CORZO

De forma inexplicable y, a veces, muy controvertida, la actual conformación de la Sala Superior del Tribunal Electoral, ha disparado sentencias que a todas luces son contradictorias, en algunos casos, se pronuncian por una interpretación garantista y privilegian el espíritu de la ley, como es el caso de la multa impuesta originalmente a MORENA por el INE, pero en asuntos tales como, la designación de Miguel Ángel Mancera como Coordinador de PRD en el Senado de la República, realiza una interpretación tradicional de la ley y se pronuncia en sostener que la designación a cargo de un Partido Político, de su coordinador, no es de índole electoral.

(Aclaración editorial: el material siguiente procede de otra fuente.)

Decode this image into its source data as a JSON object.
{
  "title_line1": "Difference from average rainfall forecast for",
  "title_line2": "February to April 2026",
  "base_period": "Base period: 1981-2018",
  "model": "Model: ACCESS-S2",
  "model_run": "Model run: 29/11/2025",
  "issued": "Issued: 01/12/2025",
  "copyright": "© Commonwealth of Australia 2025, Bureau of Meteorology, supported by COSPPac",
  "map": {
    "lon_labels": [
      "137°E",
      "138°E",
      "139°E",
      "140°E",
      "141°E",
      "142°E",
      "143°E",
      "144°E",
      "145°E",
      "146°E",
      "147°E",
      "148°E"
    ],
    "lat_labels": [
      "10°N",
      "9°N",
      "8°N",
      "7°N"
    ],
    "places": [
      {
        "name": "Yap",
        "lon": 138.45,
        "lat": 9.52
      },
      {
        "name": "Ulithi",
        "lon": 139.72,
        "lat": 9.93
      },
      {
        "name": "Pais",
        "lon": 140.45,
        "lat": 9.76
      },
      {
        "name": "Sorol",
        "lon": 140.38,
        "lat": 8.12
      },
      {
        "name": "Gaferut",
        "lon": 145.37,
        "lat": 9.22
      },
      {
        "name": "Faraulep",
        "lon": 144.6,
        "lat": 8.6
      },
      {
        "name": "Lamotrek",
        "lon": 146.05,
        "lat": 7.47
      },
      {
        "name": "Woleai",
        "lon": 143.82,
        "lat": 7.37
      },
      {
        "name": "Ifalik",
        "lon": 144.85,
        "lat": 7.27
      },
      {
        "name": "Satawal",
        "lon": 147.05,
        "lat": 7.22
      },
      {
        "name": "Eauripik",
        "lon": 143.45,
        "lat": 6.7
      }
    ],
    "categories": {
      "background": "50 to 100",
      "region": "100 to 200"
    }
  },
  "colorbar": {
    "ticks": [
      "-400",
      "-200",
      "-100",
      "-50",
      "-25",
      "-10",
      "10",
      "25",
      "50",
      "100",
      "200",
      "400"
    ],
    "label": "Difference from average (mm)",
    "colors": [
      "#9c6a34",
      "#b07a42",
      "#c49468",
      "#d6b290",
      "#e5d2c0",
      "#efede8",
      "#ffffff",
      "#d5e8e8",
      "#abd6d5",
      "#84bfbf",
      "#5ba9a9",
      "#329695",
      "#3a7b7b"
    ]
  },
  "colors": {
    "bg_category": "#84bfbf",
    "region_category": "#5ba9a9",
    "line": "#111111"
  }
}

La Sala Superior  “desechó”, por unanimidad de votos, un juicio ciudadano presentado para impugnar la resolución de la Comisión Nacional Jurisdiccional del PRD, enfatizaron que los actos políticos relativos al derecho parlamentario partidista, como lo son los relativos a la designación del coordinador del grupo parlamentario, no son objeto de control a través del juicio para la protección de los derechos político-electorales del ciudadano, ya que tales actos están “esencial y materialmente desvinculados de los elementos del derecho a ser votado”.

Y las preguntas son las siguientes, ¿por qué la designación de un coordinador es ajeno a los derechos político-electorales?, no acaso, el designado coordinador, de alguna manera encuentra su origen en las votaciones y por tanto, al final, los partidos políticos, deben de forma alguna tener un mecanismo eficaz para que esas decisiones puedan ser controvertidas, porque no es posible considerar que una designación que implica una gran importancia en la vida democrática de un instituto político, sea ajena al ámbito electoral, y en caso de que los partidos políticos no establezcan un medio de defensa debe ser el Tribunal Electoral, quien se pronuncie respecto de estos hechos. Si no, cómo garantizamos que las decisiones puedan ser democráticas y apegadas a los estatutos y reglamentos de cada partido político.

Esto significa que los partidos políticos, pueden decidir libremente, de forma cuasi omnipotente a sus coordinadores o los proyectos de ley que apoyan, sin que los militantes pueda cuestionar si la decisión es la correcta o está sujeta a los procesos establecidos en los estatutos y normatividad interna, bendita democracia a la mexicana, una representación como cheque al portador sin mecanismo electoral que pueda hacer notar que no cumplen con lo que ofertaron en sus campañas.